The only thing that disappointed me about this book was that I thought it was going to be set in the same "universe" as the T&T novels by McCaffrey, which also has Barque Cats that are unusually intelligent as ships' cats, and which also have COB on their ships so that if there's trouble the cat will be rescued, too. I didn't expect a T&T novel per se, but I did expect mentions. Instead, the human galactic history in this book is completely different from the one in the T&T novels, with the sole exception of the Barque Cats!
Still, it was good. I just wish that they had made it more obvious that the universe was going to be completely different. I guess I'll just think of it as an alternate universe and go from there.
18 of 19 people found the following review helpful
5.0 out of 5 stars
strong outer space thriller, Jan 8 2010
By Harriet Klausner - Published on Amazon.com
This review is from: Catalyst: A Tale of the Barque Cats (Hardcover)
The Barque Cats are extremely valuable because they keep vermin off space ships and are adept at finding oxygen leaks or other hazardous gases as well as just keeping people on board the vessel safe. Thomas's Duchess, known as Chessie and her human companion Janina, whose title on the ship is Cat Person, dock on Head Station, where a pregnant Chessie goes for a check-up. Janina and Dr. Jared Vlest fly down to the planet Sherwood to look at the animals that need care.
A con artist Carlton Pontius aka Ponty steals Chessie and brings her to his farm on Sherwood as she is worth a fortune especially with a coming litter of Barque kittens. He gives Chessie to his son Jubal who takes care of her and her litter. Chessie loves all of her offspring, but the kitten Chester bonds with Jubal. Chessie needs to reunite with her Cat Person Janina. Unfortunately, they cannot, as a "supposed" plague has arrived leading to the impounding of all animals and those exposed (even the Barque cats). They will be executed. Janina and her allies try to free their companions, but an alien feline Pshaw-Ra with psionic power wants to take the cats to his planet so they can begin the universal domination of the known universe.
This is the first tale of a duology that contains the usual strong outer space world building, a trademark of the authors who make a whole galaxy seem real. The Sparkles plague is caused by a harmless beetle but the GG scientists refused to accept a simple explanation. The point of view is told mostly by various feline characters, but it comes across as believable and as important not simplistic cute as the cats understand their troubles. The humans are for the most part empathetic especially Janina and cranky Ponty who has his own pet cat. Although the audience will need to wait for the second entry to see whether Chessie and Chester have more than one life each, fans will enjoy the opening Barque Cat caper.
Harriet Klausner
8 of 8 people found the following review helpful
4.0 out of 5 stars
The Cats are the Stars, Jun 10 2010
By David Bower - Published on Amazon.com
This review is from: Catalyst: A Tale of the Barque Cats (Hardcover)
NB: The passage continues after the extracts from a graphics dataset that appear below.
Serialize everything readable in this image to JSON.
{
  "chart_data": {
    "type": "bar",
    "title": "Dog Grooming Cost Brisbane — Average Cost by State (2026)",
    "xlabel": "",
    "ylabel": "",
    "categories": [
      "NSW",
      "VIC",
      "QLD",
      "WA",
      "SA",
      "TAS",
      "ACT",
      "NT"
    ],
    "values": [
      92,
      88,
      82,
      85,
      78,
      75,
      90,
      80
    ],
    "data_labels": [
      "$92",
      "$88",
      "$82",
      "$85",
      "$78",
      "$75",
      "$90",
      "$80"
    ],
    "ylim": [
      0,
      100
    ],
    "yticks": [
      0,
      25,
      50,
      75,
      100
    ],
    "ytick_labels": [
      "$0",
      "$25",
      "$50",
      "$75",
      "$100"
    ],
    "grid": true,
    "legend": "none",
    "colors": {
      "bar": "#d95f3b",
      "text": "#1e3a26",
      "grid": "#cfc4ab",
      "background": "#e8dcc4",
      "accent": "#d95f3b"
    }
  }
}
As a longtime fan of Anne McCaffrey I will frequently buy her books based on her name alone; that happened to be the case here. I am, as well, one of the staff members of a beloved cat that honors us by living at our house. I mention that so you may better understand my following comments.
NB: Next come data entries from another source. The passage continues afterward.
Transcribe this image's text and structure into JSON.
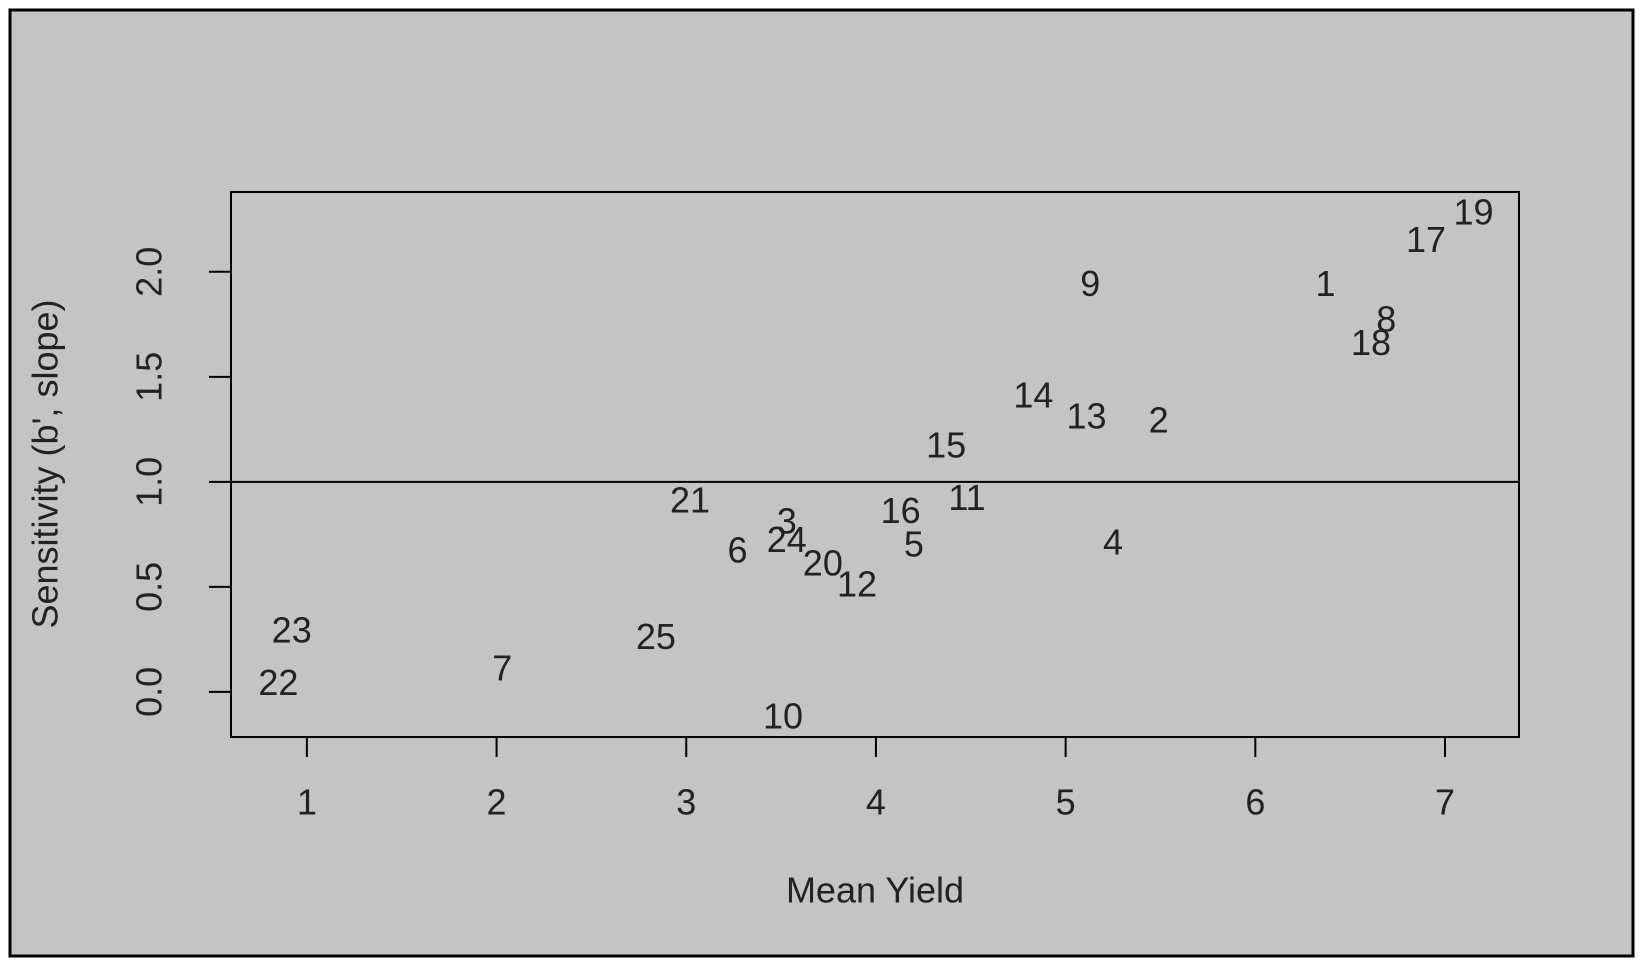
{
  "chart_data": {
    "type": "scatter",
    "xlabel": "Mean Yield",
    "ylabel": "Sensitivity (b', slope)",
    "labels": [
      "1",
      "2",
      "3",
      "4",
      "5",
      "6",
      "7",
      "8",
      "9",
      "10",
      "11",
      "12",
      "13",
      "14",
      "15",
      "16",
      "17",
      "18",
      "19",
      "20",
      "21",
      "22",
      "23",
      "24",
      "25"
    ],
    "x": [
      6.37,
      5.49,
      3.53,
      5.25,
      4.2,
      3.27,
      2.03,
      6.69,
      5.13,
      3.51,
      4.48,
      3.9,
      5.11,
      4.83,
      4.37,
      4.13,
      6.9,
      6.61,
      7.15,
      3.72,
      3.02,
      0.85,
      0.92,
      3.53,
      2.84
    ],
    "values": [
      1.93,
      1.28,
      0.8,
      0.7,
      0.69,
      0.66,
      0.1,
      1.76,
      1.93,
      -0.13,
      0.91,
      0.5,
      1.3,
      1.4,
      1.16,
      0.85,
      2.14,
      1.65,
      2.27,
      0.6,
      0.9,
      0.03,
      0.28,
      0.71,
      0.25
    ],
    "hline": 1,
    "xlim": [
      0.6,
      7.39
    ],
    "ylim": [
      -0.215,
      2.38
    ],
    "xticks": [
      1,
      2,
      3,
      4,
      5,
      6,
      7
    ],
    "yticks": [
      {
        "value": 0,
        "label": "0.0"
      },
      0.5,
      {
        "value": 1,
        "label": "1.0"
      },
      1.5,
      {
        "value": 2,
        "label": "2.0"
      }
    ]
  }
}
This is a book in which cats are the stars; humans serve in various supporting roles as faithful sidekicks, flunkies, and dangerous villains. Where our cat is concerned, I like to think of myself as a faithful sidekick but fear I'm no more than a flunky except at mealtimes when I seem to take on a more important role.
The cats also have most of the lines and are the focus of most of the action; I don't really have a problem with that as the writers obviously love cats and have written that love into this book.
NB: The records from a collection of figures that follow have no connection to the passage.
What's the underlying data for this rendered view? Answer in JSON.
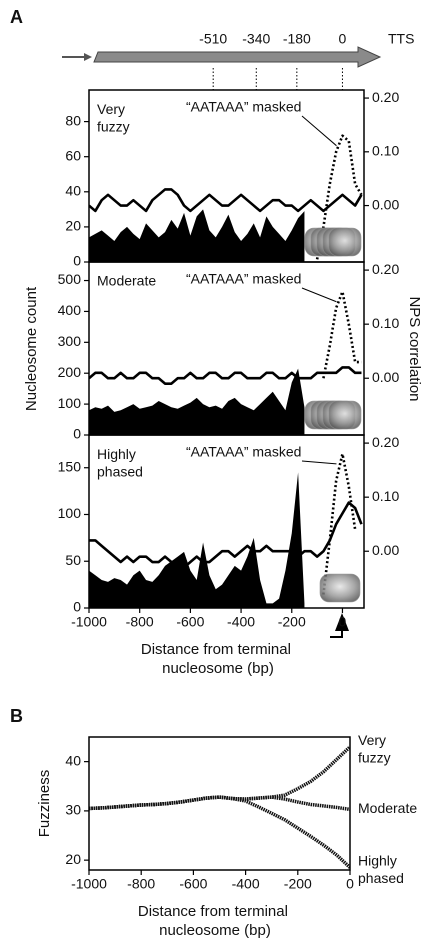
{
  "chart_data": [
    {
      "type": "line",
      "panel": "A",
      "label": "Very fuzzy",
      "annotation": "“AATAAA” masked",
      "ylabel": "Nucleosome count",
      "y2label": "NPS correlation",
      "top_ticks": [
        -510,
        -340,
        -180,
        0
      ],
      "top_label": "TTS",
      "xlim": [
        -1000,
        85
      ],
      "ylim": [
        0,
        98
      ],
      "yticks": [
        0,
        20,
        40,
        60,
        80
      ],
      "y2lim": [
        -0.105,
        0.215
      ],
      "y2ticks": [
        {
          "value": 0,
          "label": "0.00"
        },
        {
          "value": 0.1,
          "label": "0.10"
        },
        {
          "value": 0.2,
          "label": "0.20"
        }
      ],
      "x": [
        -1000,
        -975,
        -950,
        -925,
        -900,
        -875,
        -850,
        -825,
        -800,
        -775,
        -750,
        -725,
        -700,
        -675,
        -650,
        -625,
        -600,
        -575,
        -550,
        -525,
        -500,
        -475,
        -450,
        -425,
        -400,
        -375,
        -350,
        -325,
        -300,
        -275,
        -250,
        -225,
        -200,
        -175,
        -150,
        -125,
        -100,
        -75,
        -50,
        -25,
        0,
        25,
        50,
        75
      ],
      "series": [
        {
          "type": "area",
          "color": "#000000",
          "values": [
            14,
            16,
            18,
            15,
            12,
            17,
            20,
            16,
            13,
            22,
            18,
            14,
            17,
            24,
            19,
            28,
            15,
            26,
            30,
            18,
            14,
            20,
            27,
            17,
            12,
            16,
            22,
            14,
            26,
            20,
            16,
            12,
            18,
            25,
            29,
            null,
            null,
            null,
            null,
            null,
            null,
            null,
            null,
            null
          ]
        },
        {
          "type": "line",
          "axis": "y2",
          "style": "solid",
          "color": "#000000",
          "values": [
            0.0,
            -0.01,
            0.01,
            0.02,
            0.01,
            0.0,
            0.0,
            0.01,
            0.0,
            -0.01,
            0.01,
            0.02,
            0.03,
            0.03,
            0.02,
            0.0,
            -0.01,
            0.0,
            0.01,
            0.02,
            0.01,
            0.0,
            0.0,
            0.01,
            0.02,
            0.01,
            0.0,
            -0.01,
            0.0,
            0.01,
            0.01,
            0.0,
            0.0,
            -0.01,
            0.0,
            0.01,
            0.0,
            -0.01,
            0.0,
            0.01,
            0.02,
            0.01,
            0.0,
            0.02
          ]
        },
        {
          "type": "line",
          "axis": "y2",
          "style": "dotted",
          "color": "#000000",
          "values": [
            null,
            null,
            null,
            null,
            null,
            null,
            null,
            null,
            null,
            null,
            null,
            null,
            null,
            null,
            null,
            null,
            null,
            null,
            null,
            null,
            null,
            null,
            null,
            null,
            null,
            null,
            null,
            null,
            null,
            null,
            null,
            null,
            null,
            null,
            null,
            null,
            -0.1,
            -0.04,
            0.04,
            0.1,
            0.13,
            0.12,
            0.04,
            0.02
          ]
        }
      ]
    },
    {
      "type": "line",
      "label": "Moderate",
      "annotation": "“AATAAA” masked",
      "xlim": [
        -1000,
        85
      ],
      "ylim": [
        0,
        560
      ],
      "yticks": [
        0,
        100,
        200,
        300,
        400,
        500
      ],
      "y2lim": [
        -0.105,
        0.215
      ],
      "y2ticks": [
        {
          "value": 0,
          "label": "0.00"
        },
        {
          "value": 0.1,
          "label": "0.10"
        },
        {
          "value": 0.2,
          "label": "0.20"
        }
      ],
      "x": [
        -1000,
        -975,
        -950,
        -925,
        -900,
        -875,
        -850,
        -825,
        -800,
        -775,
        -750,
        -725,
        -700,
        -675,
        -650,
        -625,
        -600,
        -575,
        -550,
        -525,
        -500,
        -475,
        -450,
        -425,
        -400,
        -375,
        -350,
        -325,
        -300,
        -275,
        -250,
        -225,
        -200,
        -175,
        -150,
        -125,
        -100,
        -75,
        -50,
        -25,
        0,
        25,
        50,
        75
      ],
      "series": [
        {
          "type": "area",
          "color": "#000000",
          "values": [
            80,
            90,
            85,
            95,
            75,
            80,
            90,
            100,
            85,
            90,
            95,
            110,
            100,
            90,
            85,
            95,
            105,
            120,
            100,
            90,
            95,
            85,
            110,
            120,
            100,
            90,
            80,
            100,
            120,
            140,
            110,
            80,
            170,
            215,
            90,
            null,
            null,
            null,
            null,
            null,
            null,
            null,
            null,
            null
          ]
        },
        {
          "type": "line",
          "axis": "y2",
          "style": "solid",
          "color": "#000000",
          "values": [
            0.0,
            0.01,
            0.01,
            0.0,
            0.0,
            0.01,
            0.0,
            0.0,
            0.01,
            0.01,
            0.0,
            0.0,
            -0.01,
            -0.01,
            0.0,
            0.0,
            0.01,
            0.0,
            0.0,
            0.01,
            0.01,
            0.0,
            0.0,
            0.01,
            0.01,
            0.0,
            0.0,
            0.0,
            0.01,
            0.01,
            0.0,
            0.0,
            0.01,
            0.0,
            0.0,
            0.0,
            0.01,
            0.01,
            0.01,
            0.01,
            0.02,
            0.02,
            0.01,
            0.01
          ]
        },
        {
          "type": "line",
          "axis": "y2",
          "style": "dotted",
          "color": "#000000",
          "values": [
            null,
            null,
            null,
            null,
            null,
            null,
            null,
            null,
            null,
            null,
            null,
            null,
            null,
            null,
            null,
            null,
            null,
            null,
            null,
            null,
            null,
            null,
            null,
            null,
            null,
            null,
            null,
            null,
            null,
            null,
            null,
            null,
            null,
            null,
            null,
            null,
            null,
            0.0,
            0.06,
            0.13,
            0.16,
            0.1,
            0.03,
            0.03
          ]
        }
      ]
    },
    {
      "type": "line",
      "label": "Highly phased",
      "annotation": "“AATAAA” masked",
      "xlabel": "Distance from terminal nucleosome (bp)",
      "xlim": [
        -1000,
        85
      ],
      "xticks": [
        -1000,
        -800,
        -600,
        -400,
        -200,
        0
      ],
      "ylim": [
        0,
        185
      ],
      "yticks": [
        0,
        50,
        100,
        150
      ],
      "y2lim": [
        -0.105,
        0.215
      ],
      "y2ticks": [
        {
          "value": 0,
          "label": "0.00"
        },
        {
          "value": 0.1,
          "label": "0.10"
        },
        {
          "value": 0.2,
          "label": "0.20"
        }
      ],
      "x": [
        -1000,
        -975,
        -950,
        -925,
        -900,
        -875,
        -850,
        -825,
        -800,
        -775,
        -750,
        -725,
        -700,
        -675,
        -650,
        -625,
        -600,
        -575,
        -550,
        -525,
        -500,
        -475,
        -450,
        -425,
        -400,
        -375,
        -350,
        -325,
        -300,
        -275,
        -250,
        -225,
        -200,
        -175,
        -150,
        -125,
        -100,
        -75,
        -50,
        -25,
        0,
        25,
        50,
        75
      ],
      "series": [
        {
          "type": "area",
          "color": "#000000",
          "values": [
            40,
            35,
            30,
            28,
            32,
            30,
            25,
            35,
            40,
            30,
            28,
            35,
            45,
            50,
            55,
            60,
            40,
            30,
            70,
            35,
            20,
            25,
            35,
            45,
            40,
            55,
            75,
            30,
            5,
            5,
            10,
            40,
            80,
            145,
            5,
            null,
            null,
            null,
            null,
            null,
            null,
            null,
            null,
            null
          ]
        },
        {
          "type": "line",
          "axis": "y2",
          "style": "solid",
          "color": "#000000",
          "values": [
            0.02,
            0.02,
            0.01,
            0.0,
            -0.01,
            -0.02,
            -0.01,
            -0.02,
            -0.01,
            -0.01,
            -0.02,
            -0.02,
            -0.01,
            -0.02,
            -0.02,
            -0.03,
            -0.02,
            -0.01,
            -0.02,
            -0.02,
            -0.01,
            0.0,
            0.0,
            -0.01,
            0.0,
            0.01,
            0.0,
            0.0,
            0.01,
            0.0,
            0.0,
            0.0,
            0.0,
            -0.01,
            0.0,
            0.0,
            -0.01,
            0.0,
            0.02,
            0.05,
            0.07,
            0.09,
            0.08,
            0.05
          ]
        },
        {
          "type": "line",
          "axis": "y2",
          "style": "dotted",
          "color": "#000000",
          "values": [
            null,
            null,
            null,
            null,
            null,
            null,
            null,
            null,
            null,
            null,
            null,
            null,
            null,
            null,
            null,
            null,
            null,
            null,
            null,
            null,
            null,
            null,
            null,
            null,
            null,
            null,
            null,
            null,
            null,
            null,
            null,
            null,
            null,
            null,
            null,
            null,
            null,
            -0.08,
            0.02,
            0.13,
            0.18,
            0.12,
            0.04,
            null
          ]
        }
      ]
    },
    {
      "type": "line",
      "panel": "B",
      "ylabel": "Fuzziness",
      "xlabel": "Distance from terminal nucleosome (bp)",
      "xlim": [
        -1000,
        0
      ],
      "xticks": [
        -1000,
        -800,
        -600,
        -400,
        -200,
        0
      ],
      "ylim": [
        18,
        45
      ],
      "yticks": [
        20,
        30,
        40
      ],
      "x": [
        -1000,
        -950,
        -900,
        -850,
        -800,
        -750,
        -700,
        -650,
        -600,
        -550,
        -500,
        -450,
        -400,
        -350,
        -300,
        -250,
        -200,
        -150,
        -100,
        -50,
        0
      ],
      "series": [
        {
          "name": "Very fuzzy",
          "color": "#111111",
          "values": [
            30.5,
            30.6,
            30.8,
            31,
            31.2,
            31.3,
            31.5,
            31.8,
            32.2,
            32.6,
            32.8,
            32.5,
            32.4,
            32.6,
            32.8,
            33.2,
            34.5,
            36,
            38,
            40.5,
            43
          ]
        },
        {
          "name": "Moderate",
          "color": "#111111",
          "values": [
            30.5,
            30.6,
            30.8,
            31,
            31.2,
            31.3,
            31.5,
            31.8,
            32.2,
            32.6,
            32.8,
            32.5,
            32.4,
            32.6,
            32.8,
            32.4,
            31.8,
            31.3,
            31,
            30.7,
            30.3
          ]
        },
        {
          "name": "Highly phased",
          "color": "#111111",
          "values": [
            30.5,
            30.6,
            30.8,
            31,
            31.2,
            31.3,
            31.5,
            31.8,
            32.2,
            32.6,
            32.8,
            32.5,
            32.0,
            30.8,
            29.5,
            28.2,
            26.5,
            24.8,
            23,
            21,
            18.5
          ]
        }
      ]
    }
  ]
}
Other reviewers have outlined the plot so I won't go there again except to say this is more of a cat science fantasy than science fiction. If you are comfortable with cats talking and doing wondrous things you will probably enjoy this book. I'll agree that it got off to a rather slow start as cats and humans were introduced to the reader but then picked up speed as one unprincipled human decides to steal one of the cat stars; things start getting complicated then.
The next in the series, "Catacombs," will be released December 7, 2010 and is now available for pre-order on Amazon; as soon as I finish this review I'll be pre-ordering that one so that should tell you something about what I thought of the book.